Джон Чивер - Буллет-Парк Страница 5
Джон Чивер - Буллет-Парк читать онлайн бесплатно
Они завтракали в столовой. Нейлз вышел в холл и, задрав голову, стал звать сына:
— Тони, завтрак на столе!
— Но ведь его нет дома, милый, — сказала Нэлли. — Он у Пендлтонов. Ты сам его забросил к ним по дороге в церковь, неужели ты забыл?
— Ах да, — смущенно сказал Нейлз.
Он никак не мог до конца осознать, что его мальчик свободно выходит за пределы дома, двигается вне орбиты, начертанной отцовской любовью. Сколько раз Нейлз принимался искать Тони по всему дому и участку, хоть и знал прекрасно, что его там нет и быть не может, потому что он сам же подвез его к аэродрому и усадил в самолет.

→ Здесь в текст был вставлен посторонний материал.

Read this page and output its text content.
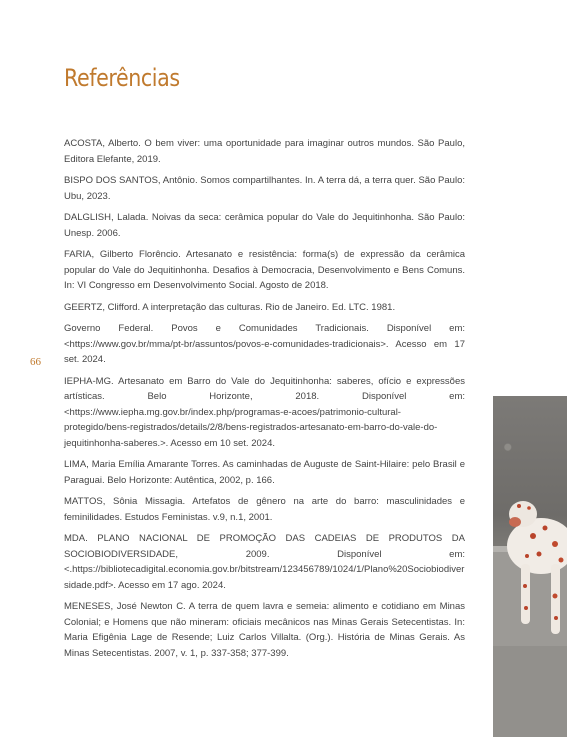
Referências
66
ACOSTA, Alberto. O bem viver: uma oportunidade para imaginar outros mundos. São Paulo, Editora Elefante, 2019.
BISPO DOS SANTOS, Antônio. Somos compartilhantes. In. A terra dá, a terra quer. São Paulo: Ubu, 2023.
DALGLISH, Lalada. Noivas da seca: cerâmica popular do Vale do Jequitinhonha. São Paulo: Unesp. 2006.
FARIA, Gilberto Florêncio. Artesanato e resistência: forma(s) de expressão da cerâmica popular do Vale do Jequitinhonha. Desafios à Democracia, Desenvolvimento e Bens Comuns. In: VI Congresso em Desenvolvimento Social. Agosto de 2018.
GEERTZ, Clifford. A interpretação das culturas. Rio de Janeiro. Ed. LTC. 1981.
Governo Federal. Povos e Comunidades Tradicionais. Disponível em: <https://www.gov.br/mma/pt-br/assuntos/povos-e-comunidades-tradicionais>. Acesso em 17 set. 2024.
IEPHA-MG. Artesanato em Barro do Vale do Jequitinhonha: saberes, ofício e expressões artísticas. Belo Horizonte, 2018. Disponível em: <https://www.iepha.mg.gov.br/index.php/programas-e-acoes/patrimonio-cultural-protegido/bens-registrados/details/2/8/bens-registrados-artesanato-em-barro-do-vale-do-jequitinhonha-saberes.>. Acesso em 10 set. 2024.
LIMA, Maria Emília Amarante Torres. As caminhadas de Auguste de Saint-Hilaire: pelo Brasil e Paraguai. Belo Horizonte: Autêntica, 2002, p. 166.
MATTOS, Sônia Missagia. Artefatos de gênero na arte do barro: masculinidades e feminilidades. Estudos Feministas. v.9, n.1, 2001.
MDA. PLANO NACIONAL DE PROMOÇÃO DAS CADEIAS DE PRODUTOS DA SOCIOBIODIVERSIDADE, 2009. Disponível em: <.https://bibliotecadigital.economia.gov.br/bitstream/123456789/1024/1/Plano%20Sociobiodiversidade.pdf>. Acesso em 17 ago. 2024.
MENESES, José Newton C. A terra de quem lavra e semeia: alimento e cotidiano em Minas Colonial; e Homens que não mineram: oficiais mecânicos nas Minas Gerais Setecentistas. In: Maria Efigênia Lage de Resende; Luiz Carlos Villalta. (Org.). História de Minas Gerais. As Minas Setecentistas. 2007, v. 1, p. 337-358; 377-399.
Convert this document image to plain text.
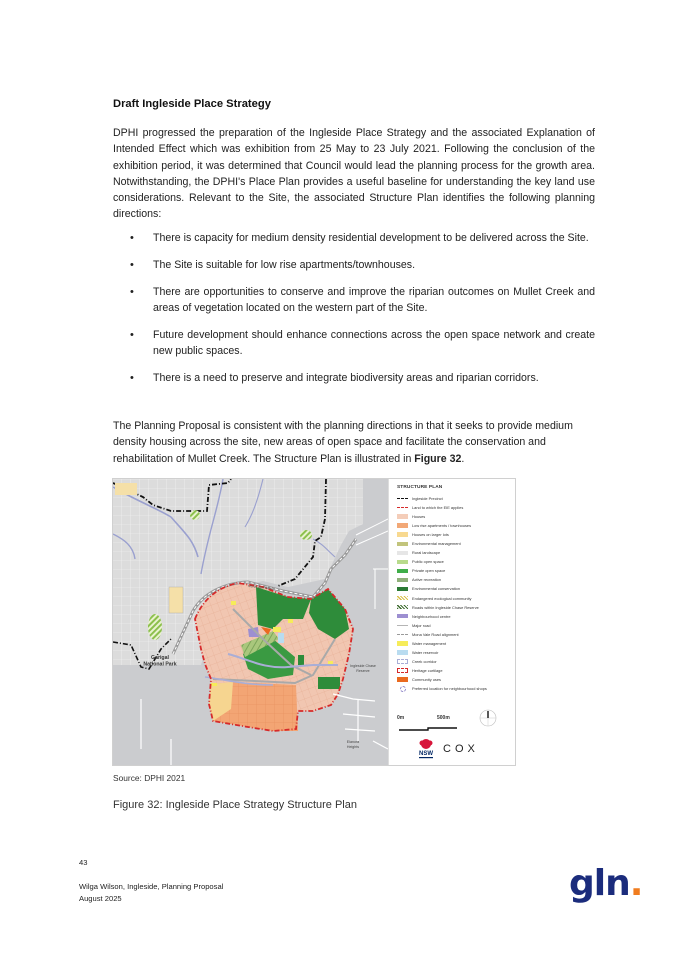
Draft Ingleside Place Strategy
DPHI progressed the preparation of the Ingleside Place Strategy and the associated Explanation of Intended Effect which was exhibition from 25 May to 23 July 2021. Following the conclusion of the exhibition period, it was determined that Council would lead the planning process for the growth area. Notwithstanding, the DPHI's Place Plan provides a useful baseline for understanding the key land use considerations. Relevant to the Site, the associated Structure Plan identifies the following planning directions:
• There is capacity for medium density residential development to be delivered across the Site.
• The Site is suitable for low rise apartments/townhouses.
• There are opportunities to conserve and improve the riparian outcomes on Mullet Creek and areas of vegetation located on the western part of the Site.
• Future development should enhance connections across the open space network and create new public spaces.
• There is a need to preserve and integrate biodiversity areas and riparian corridors.
The Planning Proposal is consistent with the planning directions in that it seeks to provide medium density housing across the site, new areas of open space and facilitate the conservation and rehabilitation of Mullet Creek. The Structure Plan is illustrated in Figure 32.
Mona Vale Road
Garigal
National Park	Ingleside Chase
Reserve
Elanora
Heights
STRUCTURE PLAN
Ingleside Precinct
Land to which the EIE applies
Houses
Low rise apartments / townhouses
Houses on larger lots
Environmental management
Rural landscape
Public open space
Private open space
Active recreation
Environmental conservation
Endangered ecological community
Roads within Ingleside Chase Reserve
Neighbourhood centre
Major road
Mona Vale Road alignment
Water management
Water reservoir
Creek corridor
Heritage curtilage
Community uses
Preferred location for neighbourhood shops
0m	500m
NSW COX
Source: DPHI 2021
Figure 32: Ingleside Place Strategy Structure Plan
43
Wilga Wilson, Ingleside, Planning Proposal
August 2025	gln.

В представлении Нейлза прозрачный янтарный раствор его любви окружал, обволакивал, защищал от чуждых посягательств его жену и единственного сына.
Нейлз и Нэлли уселись за стол друг против друга и принялись завтракать. Но отчего они кажутся не живыми людьми, существующими в трех измерениях, а какими-то плоскими персонажами журнальной карикатуры? Ведь у каждого из них были свои мысли, свои переживания, воспоминания, мечты, приступы тоски и экзальтации. Нейлз вздохнул. Он думал о матери. Четыре месяца назад с ней случился удар, и она с тех пор не приходила в сознание. Ее поместили в больницу. Каждую неделю он ездил ее проведать и сейчас мучительно вспоминал свое последнее посещение.

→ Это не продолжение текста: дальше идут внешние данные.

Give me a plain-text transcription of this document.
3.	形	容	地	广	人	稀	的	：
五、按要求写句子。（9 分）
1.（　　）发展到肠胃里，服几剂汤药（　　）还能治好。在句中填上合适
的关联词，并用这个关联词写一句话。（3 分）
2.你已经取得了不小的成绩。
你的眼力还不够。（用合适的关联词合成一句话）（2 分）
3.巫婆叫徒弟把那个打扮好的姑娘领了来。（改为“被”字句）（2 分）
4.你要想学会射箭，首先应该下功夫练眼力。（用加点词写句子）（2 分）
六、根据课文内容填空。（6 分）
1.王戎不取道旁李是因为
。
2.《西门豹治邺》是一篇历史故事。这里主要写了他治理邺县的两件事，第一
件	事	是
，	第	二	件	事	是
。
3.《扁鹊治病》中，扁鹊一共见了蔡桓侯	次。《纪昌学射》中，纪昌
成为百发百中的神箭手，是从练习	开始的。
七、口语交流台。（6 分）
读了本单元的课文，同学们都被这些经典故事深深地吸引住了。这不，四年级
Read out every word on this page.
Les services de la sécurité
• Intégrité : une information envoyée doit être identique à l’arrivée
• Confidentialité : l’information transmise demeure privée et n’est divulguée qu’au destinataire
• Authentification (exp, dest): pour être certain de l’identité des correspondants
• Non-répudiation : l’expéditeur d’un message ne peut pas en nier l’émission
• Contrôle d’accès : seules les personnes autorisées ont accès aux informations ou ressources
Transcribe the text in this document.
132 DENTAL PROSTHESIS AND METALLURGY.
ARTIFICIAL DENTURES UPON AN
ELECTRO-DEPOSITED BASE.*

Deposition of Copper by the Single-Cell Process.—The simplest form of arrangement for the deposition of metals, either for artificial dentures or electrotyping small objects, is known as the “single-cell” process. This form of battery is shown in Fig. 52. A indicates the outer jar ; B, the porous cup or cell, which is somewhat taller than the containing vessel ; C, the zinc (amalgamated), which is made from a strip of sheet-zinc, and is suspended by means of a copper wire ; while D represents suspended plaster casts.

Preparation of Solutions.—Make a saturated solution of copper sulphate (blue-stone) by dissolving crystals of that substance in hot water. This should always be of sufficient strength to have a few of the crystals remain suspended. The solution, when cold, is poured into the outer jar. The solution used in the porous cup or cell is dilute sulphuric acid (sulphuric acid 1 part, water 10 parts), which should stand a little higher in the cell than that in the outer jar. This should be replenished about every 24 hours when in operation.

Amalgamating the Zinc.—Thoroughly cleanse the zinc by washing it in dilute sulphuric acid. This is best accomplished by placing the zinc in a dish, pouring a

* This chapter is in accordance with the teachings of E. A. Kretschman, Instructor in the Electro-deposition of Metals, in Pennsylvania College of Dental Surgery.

Столь милая сердцу владельцев похоронных бюро больница помещалась в одном из больших особняков, вышедших из моды в связи с тем, что институт прислуги нынче практически упразднен. С потолка вестибюля свешивалась хрустальная люстра, пол был выложен мраморными плитами, но обстановку — соломенные кресла и чугунные столики с восковыми цветами в вазах — свезли сюда, видимо, с чьей-то старой дачи. Возглавлял больницу швед, и, судя по тому, что он брал за содержание по сто пятьдесят долларов в неделю и выше, довольно зажиточный. Как бы то ни было, деньги он тратил не на одежду. Брюки на нем лоснились, на плечах болталась бесформенная рыжая куртка. По-английски он говорил правильно, без акцента, но с приятной напевностью скандинава.
«Вчера у нас консультировал доктор Пауэрз, — пел швед. — Ничего нового в состоянии больной он не нашел. Давление сто семьдесят. Сердечная мышца несколько ослабла, тоны хорошие. Шесть раз в сутки ей делают уколы и, кроме того, дают обычные антикоагулянты».
Директор больницы специального медицинского образования не получил, но, подобно тому как новобранец пересыпает свою речь армейскими словечками, любил при случае козырнуть недавно усвоенной им научной терминологией.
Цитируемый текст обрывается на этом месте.